Так, сам того не ожидая, я подрядился спасать честь родного края. Мысль, как сделать это, пришла сразу, а вот реализовать ее было непросто.

Всю ночь, осуществляя руководство важной оборонительной операцией областного масштаба, я так и не ложился спать. А утром, как штык, был у обкома.

В назначенный час из подъезда вышел наш Дорогой Никифор Сергеевич.

За ним нестройной толпой повалили сопровождавшие его лица.

Гляжу, Коржов ищет меня взглядом и смотрит с особым значением. Стрельнет глазами и чуть двинет головой: как мол? Я примерился и в удобный момент, чтобы не вызвать сомнений у строгой охраны Большого Человека, приподнял руку, сжатую в кулак: «Но пассаран» — «Они не пройдут!».

Машины караваном тронулись в Салтыковку, еще не зная, что ждет их в пути. Где-то в середине торжественной череды пылил редакционный «газик», на котором ехали мы с Бионом. Главного и Звезду услужливо вез в старенькой «Волге» Коржов.

Салтыковка лежала за небольшой речонкой — Горюхой. К единственному мосту, пролегшему под косогором, от плохонького шоссе областного значения вел вдрызг разбитый проселок.

Первая «Чайка», переполненная строгими интеллигентными блюстителями безопасности, съехала в бурую густую жижу и забуксовала во всю свою городскую сверхсилу. Колеса вертелись вхолостую, грязь летела в стороны, а машина медленно погружалась в липкое месиво.

Начальный этап моего стратегического замысла осуществился блестяще.

Не зря две пожарные машины, до того тушившие злосчастный клуб в Салтыковке, целую ночь возили и лили на дорогу воду, а дюжий трактор месил глину до состояния манной каши.

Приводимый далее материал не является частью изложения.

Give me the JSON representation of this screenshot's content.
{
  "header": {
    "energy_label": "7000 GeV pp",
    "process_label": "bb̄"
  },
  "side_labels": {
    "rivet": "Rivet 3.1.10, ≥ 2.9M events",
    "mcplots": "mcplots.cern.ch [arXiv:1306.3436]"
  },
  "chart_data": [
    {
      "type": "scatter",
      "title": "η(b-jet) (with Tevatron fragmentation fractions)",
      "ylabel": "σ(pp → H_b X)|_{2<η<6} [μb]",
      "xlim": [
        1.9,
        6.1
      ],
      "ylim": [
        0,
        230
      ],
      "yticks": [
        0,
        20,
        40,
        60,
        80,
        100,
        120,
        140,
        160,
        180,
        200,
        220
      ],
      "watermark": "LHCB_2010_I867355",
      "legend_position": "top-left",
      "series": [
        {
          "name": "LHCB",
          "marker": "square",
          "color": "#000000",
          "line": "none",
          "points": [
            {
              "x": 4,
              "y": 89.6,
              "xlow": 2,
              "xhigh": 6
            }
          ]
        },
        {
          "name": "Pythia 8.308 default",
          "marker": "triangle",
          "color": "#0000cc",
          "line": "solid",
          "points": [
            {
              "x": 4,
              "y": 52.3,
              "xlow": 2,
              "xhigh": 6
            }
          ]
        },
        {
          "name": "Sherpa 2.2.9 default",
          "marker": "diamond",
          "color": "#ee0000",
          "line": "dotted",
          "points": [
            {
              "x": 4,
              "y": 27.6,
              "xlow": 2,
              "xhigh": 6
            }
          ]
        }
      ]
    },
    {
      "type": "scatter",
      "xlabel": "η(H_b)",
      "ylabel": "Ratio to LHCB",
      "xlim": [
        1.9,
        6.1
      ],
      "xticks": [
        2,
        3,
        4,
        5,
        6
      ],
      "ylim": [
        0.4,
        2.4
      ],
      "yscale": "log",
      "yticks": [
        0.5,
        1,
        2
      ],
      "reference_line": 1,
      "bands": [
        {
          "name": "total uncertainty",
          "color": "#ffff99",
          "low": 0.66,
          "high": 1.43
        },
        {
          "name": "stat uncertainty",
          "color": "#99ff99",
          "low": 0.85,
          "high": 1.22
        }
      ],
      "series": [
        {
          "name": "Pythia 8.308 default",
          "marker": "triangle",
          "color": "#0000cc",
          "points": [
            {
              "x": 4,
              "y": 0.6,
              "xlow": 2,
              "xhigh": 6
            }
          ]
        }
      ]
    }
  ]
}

Колонна сбилась и замерла. Наш Дорогой Никифор Сергеевич, ехавший во второй «Чайке», вылез на обочину и потянулся. Первый мгновенно оказался рядом. Виноватая растерянность мутилась в его дотоле ясных глазах.

— Надо же, — удивляясь, сказал он. — Как развезло. И дождей вроде бы третий день нет…

— Чему удивляешься? — с неожиданным спокойствием проговорил Хрящев. — Нам известна истина: до Покрова неделю льет, день — сушит, а после Покрова — день льет, неделю — сушит.

Все вокруг на помятых вчерашним вечером лицах изобразили светлое восхищение. Вот, мол, наш Дорогой знает народную мудрость в той же мере, сколь просвещен в делах дождей и грязи. Не только Кузькина мать, поминаемая им через раз, обогащает словесный арсенал Большого Народного Человека.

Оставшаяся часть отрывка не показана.